«Итак, конец, – продолжал размышлять Курбан. – Но лучше погибнуть здесь, в пустыне, вольным человеком, чем там, в городе, на кровавой плахе, под топором палача эмира».
– Дед, а за что эмир хотел отрубить тебе голову? – спросил Атагельды, внезапно открывая глаза. Ход их мыслей был настолько одинаков, что старик вздрогнул.
– Прогневал я земного владыку, – вздохнул Курбан, – своей строптивостью. Попозже расскажу тебе подробно, когда выберемся отсюда.
– Думаешь, выберемся, пересечем пустыню? – по-взрослому спросил Атагельды.
Дед промолчал.
Хотя солнце уплывало в закат, жара медлила, не отпускала.
«Скажу ему всю правду, если он и сам до сих пор не догадался», – с внезапной решимостью подумал Курбан, но посмотрел на Атагельды и осекся: тот снова задремал.
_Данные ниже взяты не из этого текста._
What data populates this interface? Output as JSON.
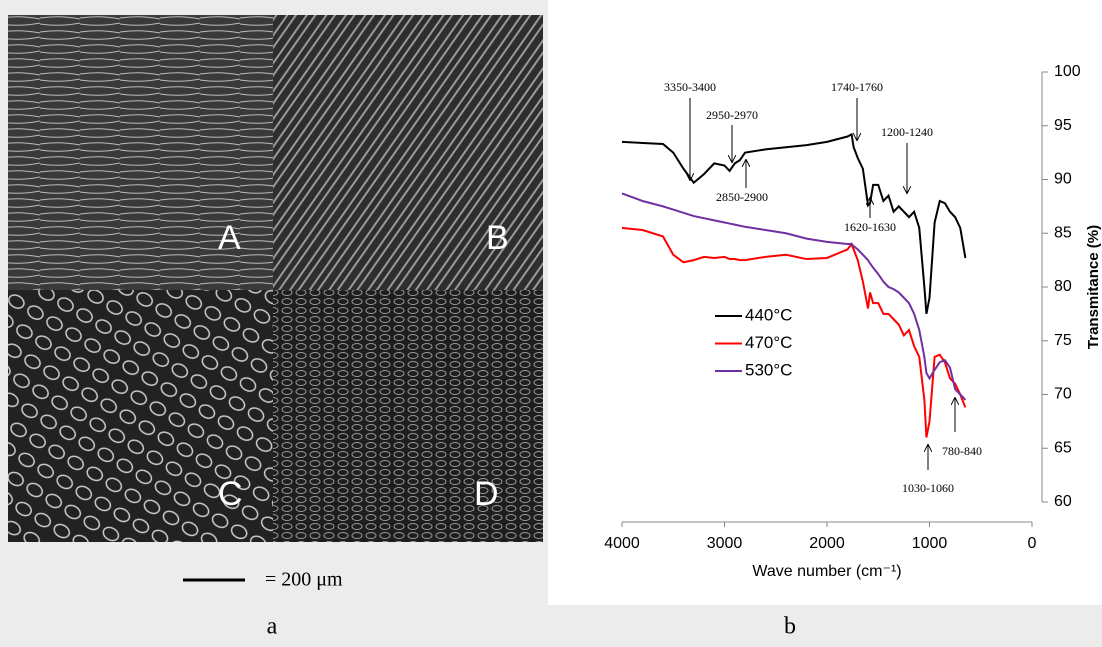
{
  "sem_panel": {
    "labels": [
      "A",
      "B",
      "C",
      "D"
    ],
    "scale_bar": "= 200 μm"
  },
  "panel_captions": [
    "a",
    "b"
  ],
  "chart_data": {
    "type": "line",
    "x_label": "Wave number (cm⁻¹)",
    "y_label": "Transmitance (%)",
    "xlim": [
      4000,
      0
    ],
    "xticks": [
      4000,
      3000,
      2000,
      1000,
      0
    ],
    "ylim": [
      60,
      100
    ],
    "yticks": [
      60,
      65,
      70,
      75,
      80,
      85,
      90,
      95,
      100
    ],
    "y_axis_side": "right",
    "x": [
      4000,
      3800,
      3600,
      3500,
      3400,
      3300,
      3200,
      3100,
      3000,
      2950,
      2900,
      2850,
      2800,
      2600,
      2400,
      2200,
      2000,
      1800,
      1760,
      1740,
      1700,
      1650,
      1600,
      1580,
      1550,
      1500,
      1450,
      1400,
      1350,
      1300,
      1250,
      1200,
      1150,
      1100,
      1050,
      1030,
      1000,
      950,
      900,
      850,
      800,
      750,
      700,
      650
    ],
    "series": [
      {
        "name": "440°C",
        "color": "#000000",
        "values": [
          93.5,
          93.4,
          93.3,
          92.5,
          91.0,
          89.7,
          90.5,
          91.5,
          91.3,
          90.8,
          91.5,
          91.8,
          92.5,
          92.8,
          93.0,
          93.2,
          93.5,
          94.0,
          94.2,
          93.0,
          92.0,
          91.0,
          87.6,
          87.8,
          89.5,
          89.5,
          88.0,
          88.5,
          87.0,
          87.5,
          87.0,
          86.5,
          87.0,
          85.5,
          80.0,
          77.5,
          79.0,
          86.0,
          88.0,
          87.8,
          87.0,
          86.5,
          85.5,
          82.7
        ]
      },
      {
        "name": "470°C",
        "color": "#ff0000",
        "values": [
          85.5,
          85.3,
          84.7,
          83.0,
          82.3,
          82.5,
          82.8,
          82.7,
          82.8,
          82.6,
          82.6,
          82.5,
          82.5,
          82.8,
          83.0,
          82.6,
          82.7,
          83.5,
          84.0,
          83.5,
          82.5,
          80.5,
          78.0,
          79.5,
          78.5,
          78.5,
          77.5,
          77.5,
          77.0,
          76.5,
          75.5,
          76.0,
          74.5,
          73.5,
          69.5,
          66.0,
          67.5,
          73.5,
          73.7,
          73.0,
          71.5,
          71.0,
          70.0,
          68.8
        ]
      },
      {
        "name": "530°C",
        "color": "#7030a0",
        "values": [
          88.7,
          88.0,
          87.5,
          87.2,
          86.9,
          86.6,
          86.4,
          86.2,
          86.0,
          85.9,
          85.8,
          85.7,
          85.6,
          85.3,
          85.0,
          84.5,
          84.2,
          84.0,
          84.0,
          83.8,
          83.5,
          83.0,
          82.5,
          82.2,
          81.8,
          81.2,
          80.5,
          80.0,
          79.8,
          79.5,
          79.0,
          78.5,
          77.5,
          76.0,
          73.5,
          72.0,
          71.5,
          72.3,
          73.0,
          73.2,
          72.5,
          70.5,
          70.0,
          69.5
        ]
      }
    ],
    "annotations": [
      "3350-3400",
      "2950-2970",
      "1740-1760",
      "1200-1240",
      "2850-2900",
      "1620-1630",
      "780-840",
      "1030-1060"
    ]
  }
}
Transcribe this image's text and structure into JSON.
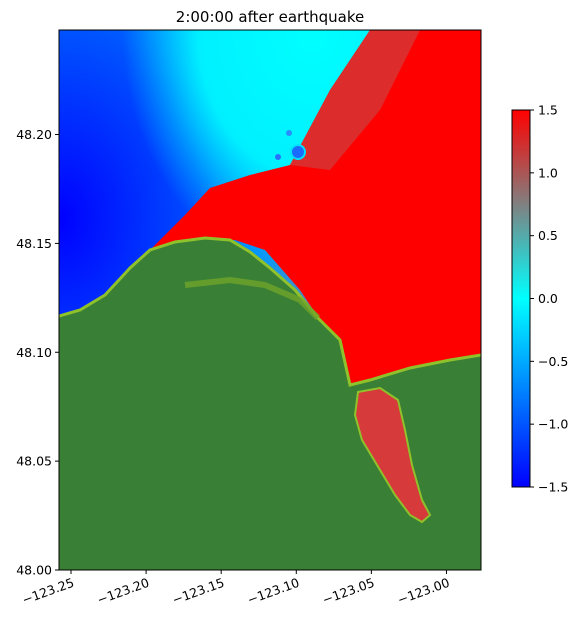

Дед откинулся спиной на стенку бархана, не думая о грозной трещине, грозящей привести в движение многие тонны песка. Глубокие морщины, изрезавшие его лицо, придавали ему сходство с корой старого дерева. Особенно много морщин сосредоточилось на лбу. Выцветшие глаза печально выглядывали из-под сросшихся бровей, он подложил котомку под локоть, чтобы не так жег песок, и погрузился мыслями в недавнее прошлое.
…Они жили на окраине города, расположенного на скрещении оживленных караванных дорог. Их мазанка приткнулась к огромному караван-сараю, где днем и ночью было людно и шумно: одни приезжали, другие собирались двигаться дальше, далеко окрест разносились крики погонщиков верблюдов, звон медной посуды, крики и ругань носильщиков, степенный говор пышнобородых купцов.
Кузница Курбана располагалась поодаль, у самой дороги, так что дышать приходилось пылью, поднятой бесчисленными копытами. Зато работы, слава аллаху, хватало. Подковать животину нужно всем – и богатому всаднику, гарцующему на снежно-белом арабском жеребце, и бедному дехканину, под которым еле плетется тощий верблюд. Да мало ли кому еще?..
Однажды из караван-сарая за ним прислала богатая госпожа, у которой сломалась повозка, обитая рытой китайской тканью. Она дала ему целый золотой, который старик берег как зеницу ока. Он и сейчас пощупал его в кармане – маленький кружок, нагревшийся от солнца. Ну и что, разве золото всесильно? Разве спасет оно их от мучительной смерти?
А однажды степенно подъехал к кузнице на заморенном коне старик с белой как лунь бородой.
Гость степенно спешился, испросив разрешения, завел коня в тень и первым делом попросил воды не для себя, а для него. Только освободив коня от поклажи, разнуздав его и задав корму, седобородый незнакомец принял из рук Курбана пиалу с ледяной водой из артезианского колодца. О, блаженные времена, когда можно было пить сколько угодно!..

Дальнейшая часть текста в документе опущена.